We have got to remember that in large other swathes of the public sector there will be a pay freeze save for the lowest paid. I don’t think at the moment we are at the end of this process.
I think that we need to see what the recommendations are, and I very much hope that the outcome – whilst it might not be an outcome in these difficult circumstances that will result in pay rises that everybody would want to see – that the work that has been done by NHS workers will be recognised in a way that is appropriate, bearing in mind the constraints we are all under.

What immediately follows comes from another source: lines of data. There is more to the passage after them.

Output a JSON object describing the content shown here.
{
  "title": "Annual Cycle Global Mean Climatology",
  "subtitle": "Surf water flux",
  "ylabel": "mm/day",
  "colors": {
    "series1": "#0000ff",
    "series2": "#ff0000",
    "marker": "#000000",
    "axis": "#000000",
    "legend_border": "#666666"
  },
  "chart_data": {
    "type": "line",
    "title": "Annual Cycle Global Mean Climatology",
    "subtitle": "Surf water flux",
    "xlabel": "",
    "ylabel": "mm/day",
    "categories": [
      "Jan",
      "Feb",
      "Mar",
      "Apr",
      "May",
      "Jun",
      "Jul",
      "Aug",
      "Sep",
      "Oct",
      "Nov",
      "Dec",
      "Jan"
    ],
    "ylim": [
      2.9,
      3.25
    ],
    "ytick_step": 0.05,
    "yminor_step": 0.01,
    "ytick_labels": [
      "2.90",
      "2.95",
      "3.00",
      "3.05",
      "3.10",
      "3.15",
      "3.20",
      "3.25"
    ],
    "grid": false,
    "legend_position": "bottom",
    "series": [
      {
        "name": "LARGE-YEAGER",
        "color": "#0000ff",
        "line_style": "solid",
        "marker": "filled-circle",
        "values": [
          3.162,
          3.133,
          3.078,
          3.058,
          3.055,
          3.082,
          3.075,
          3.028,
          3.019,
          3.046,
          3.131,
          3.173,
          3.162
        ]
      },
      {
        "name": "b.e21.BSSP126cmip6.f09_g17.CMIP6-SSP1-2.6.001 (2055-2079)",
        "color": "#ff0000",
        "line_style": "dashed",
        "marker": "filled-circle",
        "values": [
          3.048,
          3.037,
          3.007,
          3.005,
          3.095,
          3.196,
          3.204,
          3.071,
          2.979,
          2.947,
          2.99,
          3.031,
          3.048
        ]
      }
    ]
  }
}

It is not for me to start to prejudge what the outcome of the negotiations is. I am simply pointing out that we are at the beginning of that process and we will have to see what the recommendations are.
“Slap in the face”
The proposed 1% pay rise has been accused of going back on a previously negotiated deal. It’s also been argued that due to it being below inflation an increase of 1% will ultimately constitute a pay cut.
Patricia Marquis, the Royal College of Nursing’s South East regional director, told Times Radio:
We know there are significant numbers who are planning to leave and this slap in the face from the Government really has just reinforced their belief that they are not valued by either the Government or perhaps some of the public in the way they would want to be.